Ir direto para menu de acessibilidade.
Início do conteúdo da página

Anfíbios - Cycloramphus asper

Avaliação do Risco de Extinção de Cycloramphus asper Werner, 1899, no Brasil

Célio Fernando Baptista Haddad1, Iberê Farina Machado2, João Gabriel Ribeiro Giovanelli2, Yeda Soares de Lucena Bataus3, Vívian Mara Uhlig3, Flávia Regina de Queiroz Batista3, Carlos Alberto Gonçalves da Cruz5, Carlos Eduardo Conte4, Caroline Zank15, Christine Strüsmann6, Clarissa Coimbra Canedo18, Daniel Loebmann19,Débora Leite Silvano8, Fausto Nomura9, Hugo Bonfim de Arruda Pinto3, Ivan Borel Amaral3, João Luiz Rosetti Gasparini10, Luciana Barreto Nascimento17, Márcio Roberto Costa Martins11, Marcelo Felgueiras Napoli16, Marcelo Gordo13, Marinus Steven Hoogmoed20, Mirco Solé Kienle21, Natan Medeiros Maciel9, Paula Hanna Valdujo11, Paulo Christiano de Anchieta Garcia12, Ricardo Jannini Sawaya7, Rodrigo Lingnau22, Rogério Pereira Bastos9 e Ulisses Caramaschi5.
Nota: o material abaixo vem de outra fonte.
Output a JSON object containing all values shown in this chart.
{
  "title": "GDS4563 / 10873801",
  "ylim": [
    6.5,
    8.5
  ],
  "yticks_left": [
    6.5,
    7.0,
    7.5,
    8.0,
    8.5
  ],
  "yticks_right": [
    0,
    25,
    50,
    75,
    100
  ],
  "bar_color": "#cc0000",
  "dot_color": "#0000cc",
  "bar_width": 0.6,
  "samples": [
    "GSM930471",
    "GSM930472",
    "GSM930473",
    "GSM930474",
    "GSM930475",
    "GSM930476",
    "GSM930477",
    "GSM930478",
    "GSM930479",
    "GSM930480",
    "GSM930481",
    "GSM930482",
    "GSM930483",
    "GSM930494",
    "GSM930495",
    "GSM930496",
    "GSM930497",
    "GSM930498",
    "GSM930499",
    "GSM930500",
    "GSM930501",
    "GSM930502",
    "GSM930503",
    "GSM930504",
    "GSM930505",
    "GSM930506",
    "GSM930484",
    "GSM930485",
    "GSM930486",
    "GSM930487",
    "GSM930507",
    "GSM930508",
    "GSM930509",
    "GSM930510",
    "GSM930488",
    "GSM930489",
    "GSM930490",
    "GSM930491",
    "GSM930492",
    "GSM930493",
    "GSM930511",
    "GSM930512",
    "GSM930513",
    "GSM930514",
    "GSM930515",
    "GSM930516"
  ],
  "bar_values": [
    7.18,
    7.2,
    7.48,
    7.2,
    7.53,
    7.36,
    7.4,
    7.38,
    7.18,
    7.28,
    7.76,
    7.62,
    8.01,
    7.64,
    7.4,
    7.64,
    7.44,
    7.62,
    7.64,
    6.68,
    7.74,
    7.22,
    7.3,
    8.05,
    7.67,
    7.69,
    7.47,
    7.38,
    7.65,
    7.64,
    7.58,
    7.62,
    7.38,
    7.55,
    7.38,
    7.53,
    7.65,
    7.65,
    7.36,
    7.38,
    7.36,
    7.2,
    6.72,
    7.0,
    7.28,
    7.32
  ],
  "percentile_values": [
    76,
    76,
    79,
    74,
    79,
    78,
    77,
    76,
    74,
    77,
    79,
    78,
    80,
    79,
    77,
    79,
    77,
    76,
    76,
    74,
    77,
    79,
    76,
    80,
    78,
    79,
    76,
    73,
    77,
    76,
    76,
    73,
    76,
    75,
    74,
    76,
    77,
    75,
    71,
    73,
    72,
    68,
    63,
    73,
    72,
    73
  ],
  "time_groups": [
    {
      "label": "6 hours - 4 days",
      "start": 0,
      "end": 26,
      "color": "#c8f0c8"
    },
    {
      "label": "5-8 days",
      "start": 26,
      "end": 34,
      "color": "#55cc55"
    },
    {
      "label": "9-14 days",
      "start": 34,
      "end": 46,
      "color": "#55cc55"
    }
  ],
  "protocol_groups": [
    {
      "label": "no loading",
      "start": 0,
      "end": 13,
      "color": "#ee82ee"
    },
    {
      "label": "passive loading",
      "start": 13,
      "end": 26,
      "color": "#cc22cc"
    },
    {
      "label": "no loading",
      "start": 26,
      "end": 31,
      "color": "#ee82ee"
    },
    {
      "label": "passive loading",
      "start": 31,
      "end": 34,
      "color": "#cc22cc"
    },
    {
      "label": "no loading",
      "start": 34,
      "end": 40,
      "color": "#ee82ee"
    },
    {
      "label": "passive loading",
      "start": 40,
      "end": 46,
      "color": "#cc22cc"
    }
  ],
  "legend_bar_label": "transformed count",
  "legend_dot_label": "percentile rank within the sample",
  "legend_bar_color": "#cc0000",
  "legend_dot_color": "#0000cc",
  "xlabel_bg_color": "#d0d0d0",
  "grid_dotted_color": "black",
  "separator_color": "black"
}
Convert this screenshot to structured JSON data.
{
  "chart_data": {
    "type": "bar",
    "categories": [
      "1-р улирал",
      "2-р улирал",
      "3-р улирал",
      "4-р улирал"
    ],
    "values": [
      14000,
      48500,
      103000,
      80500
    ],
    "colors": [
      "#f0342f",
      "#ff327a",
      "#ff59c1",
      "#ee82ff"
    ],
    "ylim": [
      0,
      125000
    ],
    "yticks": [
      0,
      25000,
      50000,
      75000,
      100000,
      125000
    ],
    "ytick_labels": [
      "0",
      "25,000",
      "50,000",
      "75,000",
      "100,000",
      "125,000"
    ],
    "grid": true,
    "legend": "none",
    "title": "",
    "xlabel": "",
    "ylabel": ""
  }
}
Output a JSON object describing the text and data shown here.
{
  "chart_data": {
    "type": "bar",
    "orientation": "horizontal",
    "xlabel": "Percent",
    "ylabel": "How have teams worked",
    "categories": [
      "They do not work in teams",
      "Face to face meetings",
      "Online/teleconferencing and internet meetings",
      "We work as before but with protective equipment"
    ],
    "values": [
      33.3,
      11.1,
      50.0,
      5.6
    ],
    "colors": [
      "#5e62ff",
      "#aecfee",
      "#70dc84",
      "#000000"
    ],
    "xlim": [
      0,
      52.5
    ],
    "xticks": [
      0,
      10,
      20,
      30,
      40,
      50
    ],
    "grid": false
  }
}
1 Universidade Estadual Paulista Júlio Mesquita - UNESP/Rio Claro
2 Centro Nacional de Pesquisa e Conservação de Répteis e Anfíbios - consultor-PNUD/RAN/ICMBio
3 Centro Nacional de Pesquisa e Conservação de Répteis e Anfíbios - RAN/ICMBio
4 Universidade Federal do Paraná - UFPR
5 Museu Nacional/Universidade Federal do Rio de Janeiro - MN/UFRJ
6 Universidade Federal de Mato Grosso - UFMT
7 Universidae Federal de São Paulo - UNIFESP/Diadema
8 Universidade Católica de Brasília - UCB
9 Universidade Federal de Goiás - UFG
10 Universidade Federal do Espírito Santo - UFES
11 Universidade de São Paulo - USP
12 Universidade Federal de Minas Gerais - UFMG
13 Universidade Federal do Amazonas - UFAM
14 Universidade de Brasília - UnB
15 Universidade Federal do Rio Grande do Sul - UFRGS
16 Universidade Federal da Bahia - UFBA
17 Pontifícia Universidade Católica de Minas Gerais - PUCMinas
18 Universidade Federal do Rio de Janeiro -UFRJ
19 Universidade Federal do Rio Grande - FURG
20 Museu Paraense Emilio Goeldi - MPEG
21 Universidade Estadual de Santa Cruz -UESC
22 Universidade Tecnológica Federal do Paraná -UTFPR


Haddad, C. F. B., Machado, I. F., Giovanelli, J. G. R., Bataus,  Y. S. L., Uhlig, V. M., Batista, F. R. Q., Cruz, C. A. G., o Conte, C. E., Zank, C., Strüsmann, C., Canedo, C. C., Loebmann, D., Silvano, D. L., Nomura,  F., Pinto,  H. B. A., Amaral, I. B., Gasparini, J. L. R., Nascimento, L. B., Martins, M. R. C., Napoli, M. F., Gordo, M., Hoogmoed, M. S.,  Kienle, M. S., Maciel, N. M., Valdujo, P. H., Garcia, P. C. A., Sawaya, R. J., Lingnau, R., Bastos, R. P. e Caramaschi, U.. 2016. Avaliação do Risco de Extinção de Cycloramphus asper Werner, 1899. Processo de avaliação do risco de extinção da fauna brasileira. ICMBio. http://www.icmbio.gov.br/portal/biodiversidade/fauna-brasileira/estado-de-conservacao/7589-anfibios-cycloramphus-asper.html

   Cycloramphus asper
Foto:
Elaboração: NGeo - RAN/ICMBio

Ordem: Anura

Família: Cycloramphidae

Nomes comuns: Rã-de-cachoeira.

Sinonímias: Telmatobius asper, Cyclorhamphus asper, Niedenia spinulifer, Iliodiscus asper, Cyclorhamphus neglectus, Cyclorhamphus boulengeri e Grypiscus asper (Frost 2011).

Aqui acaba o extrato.